Partager ces moments de déprise pour ceux qui en sont loin rend cette fréquentation pénible mais aussi les maladresses dues à l’incompréhension, à la peur et au refus de mourir. Il faut avoir parcouru ces âges pour expérimenter le dépouillement existentiel que différentes traditions mettent en avant. Il faut bien voir ici que ce dépouillement vient à l’issue des temps de développement et pas à la place.
L’âge du dé-faire
Si l’âge du faire est celui de la croissance celui-ci est celui de la déçroissance un terme qui vient à point pour une civilisation qui prend sa retraite, même sans avoir traversé son âge de maturité tertiaire.
Le défaire est la réduction des interactions et activités physiques, comportementales, des implications opérationnelles. L’être se reconnaît dans la suspension de l’acte qui n’est pas neutralité mais position en retrait. Les figures du sage âgé, le montrent dans ce retrait du monde mais dans une présence aux autres qui n’intervient pas ou peu. La progressivité de ce retrait déconstruit une activité jusqu’à restreindre les capacités physiques.

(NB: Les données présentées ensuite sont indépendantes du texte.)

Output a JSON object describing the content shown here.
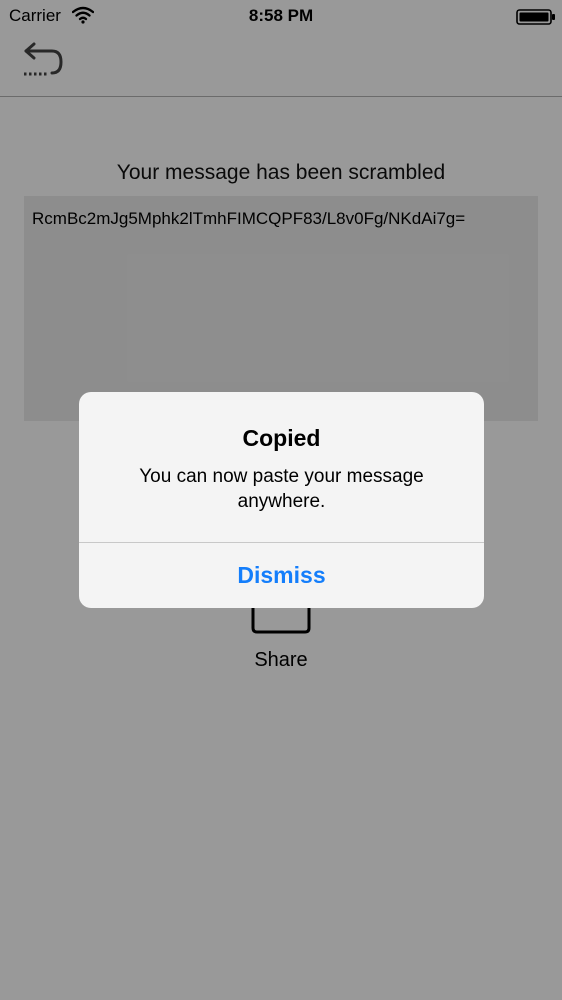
{
  "status_bar": {
    "carrier": "Carrier",
    "time": "8:58 PM",
    "icons": [
      "wifi-icon",
      "battery-icon"
    ]
  },
  "nav": {
    "back_icon": "undo-arrow-icon"
  },
  "content": {
    "headline": "Your message has been scrambled",
    "scrambled_text": "RcmBc2mJg5Mphk2lTmhFIMCQPF83/L8v0Fg/NKdAi7g=",
    "share_label": "Share",
    "share_icon": "share-icon"
  },
  "alert": {
    "title": "Copied",
    "message": "You can now paste your message anywhere.",
    "dismiss_label": "Dismiss"
  },
  "colors": {
    "accent": "#147efb",
    "overlay": "rgba(0,0,0,0.40)",
    "message_box_bg": "#ececec"
  }
}
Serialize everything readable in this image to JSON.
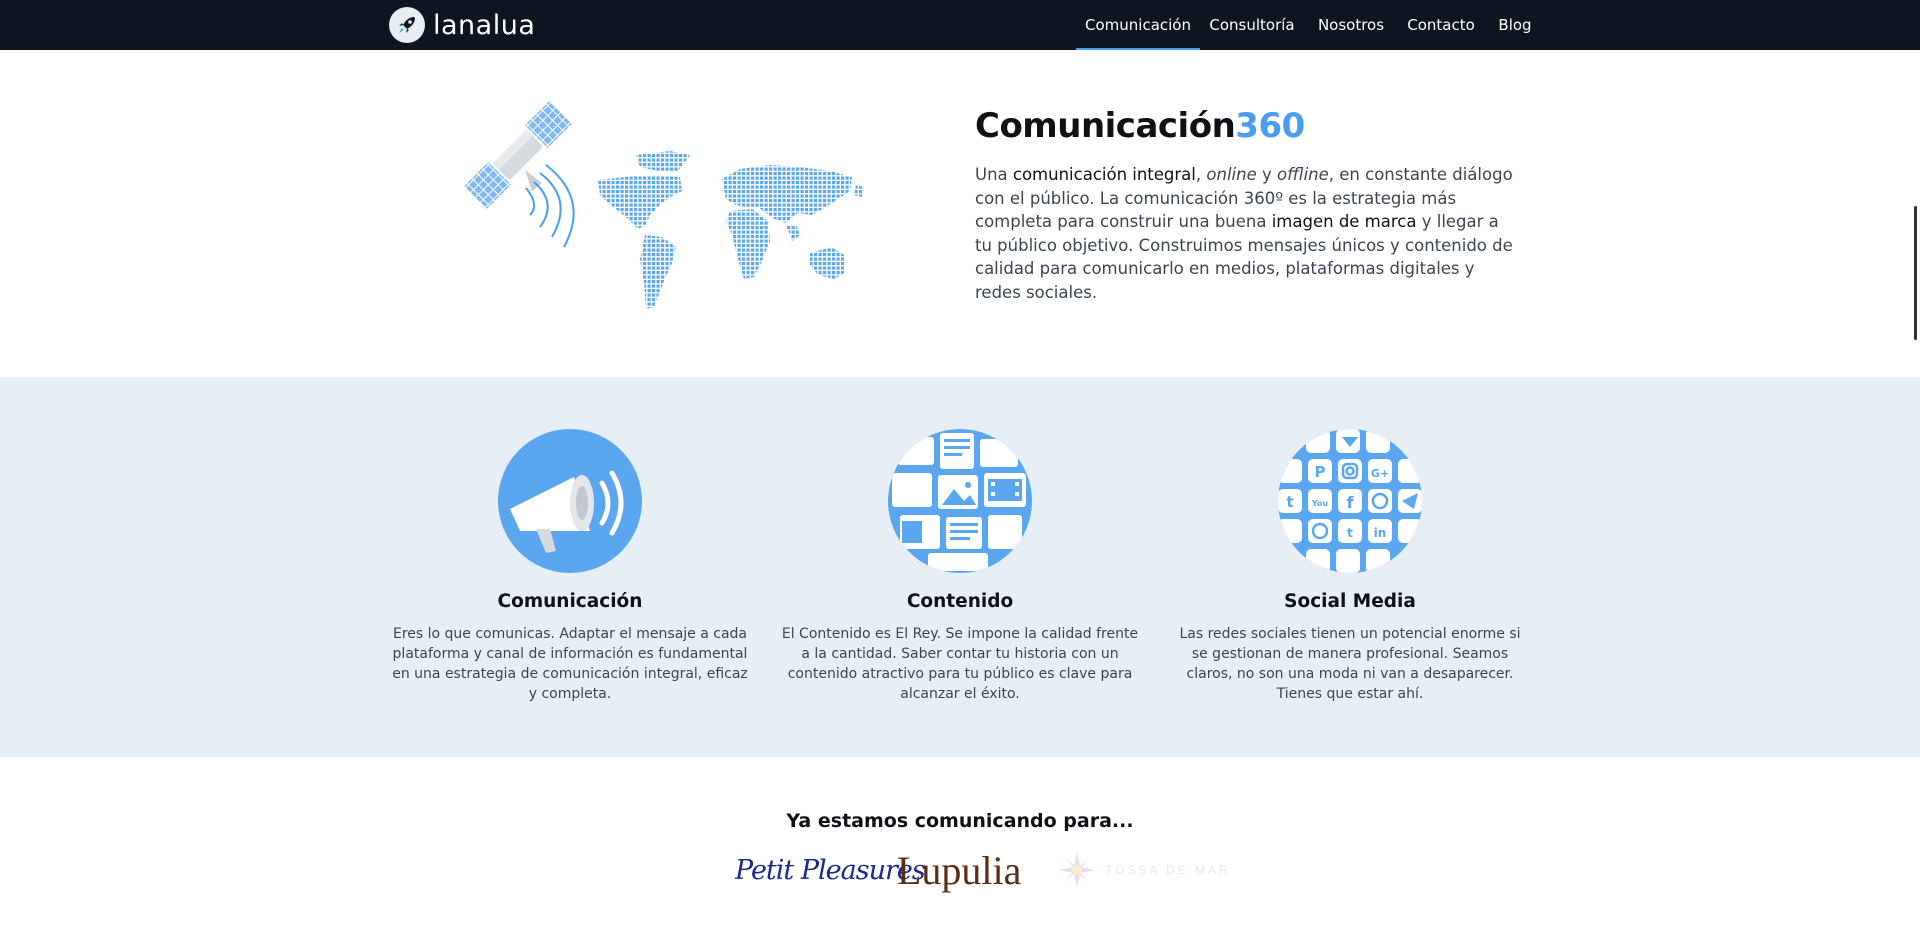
{
  "nav": {
    "brand": "lanalua",
    "items": [
      {
        "label": "Comunicación",
        "active": true
      },
      {
        "label": "Consultoría",
        "active": false
      },
      {
        "label": "Nosotros",
        "active": false
      },
      {
        "label": "Contacto",
        "active": false
      },
      {
        "label": "Blog",
        "active": false
      }
    ]
  },
  "hero": {
    "title_main": "Comunicación",
    "title_accent": "360",
    "p_t1": "Una ",
    "p_b1": "comunicación integral",
    "p_t2": ", ",
    "p_i1": "online",
    "p_t3": " y ",
    "p_i2": "offline",
    "p_t4": ", en constante diálogo con el público. La comunicación 360º es la estrategia más completa para construir una buena ",
    "p_b2": "imagen de marca",
    "p_t5": " y llegar a tu público objetivo. Construimos mensajes únicos y contenido de calidad para comunicarlo en medios, plataformas digitales y redes sociales."
  },
  "services": [
    {
      "title": "Comunicación",
      "icon": "megaphone-icon",
      "text": "Eres lo que comunicas. Adaptar el mensaje a cada plataforma y canal de información es fundamental en una estrategia de comunicación integral, eficaz y completa."
    },
    {
      "title": "Contenido",
      "icon": "content-collage-icon",
      "text": "El Contenido es El Rey. Se impone la calidad frente a la cantidad. Saber contar tu historia con un contenido atractivo para tu público es clave para alcanzar el éxito."
    },
    {
      "title": "Social Media",
      "icon": "social-networks-icon",
      "text": "Las redes sociales tienen un potencial enorme si se gestionan de manera profesional. Seamos claros, no son una moda ni van a desaparecer. Tienes que estar ahí."
    }
  ],
  "clients": {
    "title": "Ya estamos comunicando para...",
    "logos": [
      {
        "name": "Petit Pleasures"
      },
      {
        "name": "Lupulia"
      },
      {
        "name": "TOSSA DE MAR"
      }
    ]
  },
  "colors": {
    "nav_bg": "#0d1520",
    "accent": "#4a9ef0",
    "services_bg": "#e6eef6",
    "icon_circle": "#5aa6ef"
  }
}
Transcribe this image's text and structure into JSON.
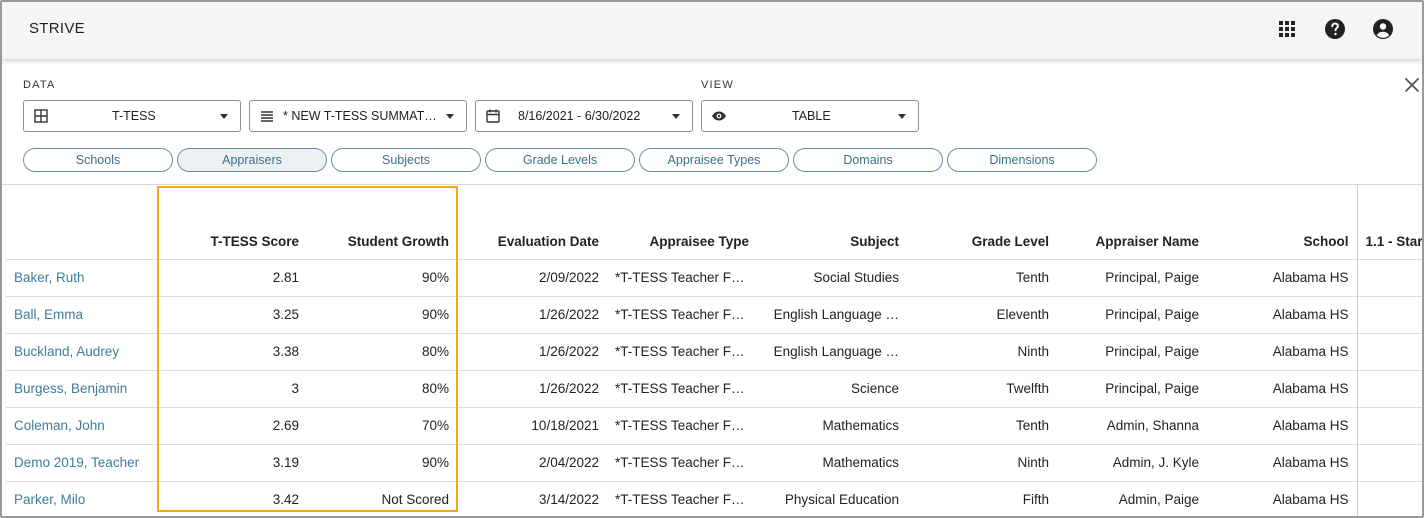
{
  "app": {
    "title": "STRIVE"
  },
  "header_icons": {
    "apps": "grid-apps-icon",
    "help": "help-circle-icon",
    "account": "account-circle-icon"
  },
  "filters": {
    "data_label": "DATA",
    "view_label": "VIEW",
    "data_source": "T-TESS",
    "form": "* NEW T-TESS SUMMAT…",
    "date_range": "8/16/2021 - 6/30/2022",
    "view": "TABLE"
  },
  "chips": [
    "Schools",
    "Appraisers",
    "Subjects",
    "Grade Levels",
    "Appraisee Types",
    "Domains",
    "Dimensions"
  ],
  "table": {
    "columns": [
      "",
      "T-TESS Score",
      "Student Growth",
      "Evaluation Date",
      "Appraisee Type",
      "Subject",
      "Grade Level",
      "Appraiser Name",
      "School",
      "1.1 - Star"
    ],
    "rows": [
      {
        "name": "Baker, Ruth",
        "score": "2.81",
        "growth": "90%",
        "date": "2/09/2022",
        "type": "*T-TESS Teacher Fu…",
        "subject": "Social Studies",
        "grade": "Tenth",
        "appraiser": "Principal, Paige",
        "school": "Alabama HS"
      },
      {
        "name": "Ball, Emma",
        "score": "3.25",
        "growth": "90%",
        "date": "1/26/2022",
        "type": "*T-TESS Teacher Fu…",
        "subject": "English Language …",
        "grade": "Eleventh",
        "appraiser": "Principal, Paige",
        "school": "Alabama HS"
      },
      {
        "name": "Buckland, Audrey",
        "score": "3.38",
        "growth": "80%",
        "date": "1/26/2022",
        "type": "*T-TESS Teacher Fu…",
        "subject": "English Language …",
        "grade": "Ninth",
        "appraiser": "Principal, Paige",
        "school": "Alabama HS"
      },
      {
        "name": "Burgess, Benjamin",
        "score": "3",
        "growth": "80%",
        "date": "1/26/2022",
        "type": "*T-TESS Teacher Fu…",
        "subject": "Science",
        "grade": "Twelfth",
        "appraiser": "Principal, Paige",
        "school": "Alabama HS"
      },
      {
        "name": "Coleman, John",
        "score": "2.69",
        "growth": "70%",
        "date": "10/18/2021",
        "type": "*T-TESS Teacher Fu…",
        "subject": "Mathematics",
        "grade": "Tenth",
        "appraiser": "Admin, Shanna",
        "school": "Alabama HS"
      },
      {
        "name": "Demo 2019, Teacher",
        "score": "3.19",
        "growth": "90%",
        "date": "2/04/2022",
        "type": "*T-TESS Teacher Fu…",
        "subject": "Mathematics",
        "grade": "Ninth",
        "appraiser": "Admin, J. Kyle",
        "school": "Alabama HS"
      },
      {
        "name": "Parker, Milo",
        "score": "3.42",
        "growth": "Not Scored",
        "date": "3/14/2022",
        "type": "*T-TESS Teacher Fu…",
        "subject": "Physical Education",
        "grade": "Fifth",
        "appraiser": "Admin, Paige",
        "school": "Alabama HS"
      }
    ]
  },
  "colors": {
    "accent_link": "#3f7c9a",
    "highlight": "#f2a81d",
    "chip_border": "#6e8fa1"
  }
}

L’âge de la déprise mentale
La construction et la participation à un monde formel, fait de représentations mentales, d’identifications, de structures et d’institutions, de savoirs et d’images entrent en dé-construction. De ce fait la fonction du langage, la mémoire, le jeu des apparences et des statuts se déconstruit. L’être se dépouille de son habillage mental. Pour les autres, pour la communauté, ce retrait apparaît comme une défaillance, comme une atteinte à leur réalité propre, comme une maladie mentale. Le dé-parler, surprend et inquiète ceux qui s’identifient au parlé. Le désinvestissement intellectuel et des structures mentales est une marche en avant dans l’accomplissement de l’être Instance. Pour une civilisation des représentations qui s’y construit, c’est incompréhensible. Aussi rien n’est en général pensé de cet impensable de l’existence.
L’âge de la déprise affective et relationnelle.
C’est l’indifférence à autrui dans la désaffection relationnelle qui manifeste cette déprise. Elle était annoncée par la perte de mémoire et d’identification mais ébranle le système relationnel du monde des autres. L’intentionnalité s’est retirée. L’intérêt pour quoi que ce soit s’amenuise. L’être se dépouille de son vécu et des relations qui lui avaient été indispensables. La conscience existentielle s’est réduite et l’existence qu’elle avait développé aussi. La conscience symbolique, celle du Sens et de l’être perd tout objet existentiel et toute quête en ce monde pour s’abîmer dans l’être. Cet indicible se raconte aux âges antérieurs au travers d’histoires dont aucune des formes n’a plus cours.
Alors vient le dé-naître où l’existence participée au monde des autres s’est achevée. Pour les autres il reste quelque chose du consensus que sont les dépouilles dont s’est dépouillé l’être mais aussi la mémoire et les œuvres, les traces qu’ils voudront bien reconnaître jusqu’à ce que chacun quitte cette existence.
Des traditions au travers de leur livre des morts nous parlent d’une suite dans le retrait postmortem. Ne l’ayant pas exploré nous en laisserons subsister l’éventualité.
L’être peut il alors re-susciter un consensus nouveau ? Vivre un autre monde où il se connait être déjà ? Il est arrivé que certains hommes en témoignent. Rien d’incompatible avec l’hypothèse d’un accomplissement abouti…
La mort n’est pas un accident ni une maladie dès lors qu’elle est l’aboutissement d’un accomplissement au travers des âges de la vie y compris ceux de la déprise existentielle.
Elles est une souffrance pour ceux qui en sont témoins mais ne sont pas prêts et pour ceux qui n’ont pas achevé le parcours d’accomplissement. Mais les âges de la déprise peuvent être parcourus en quelques secondes autant qu’en nombre d’années.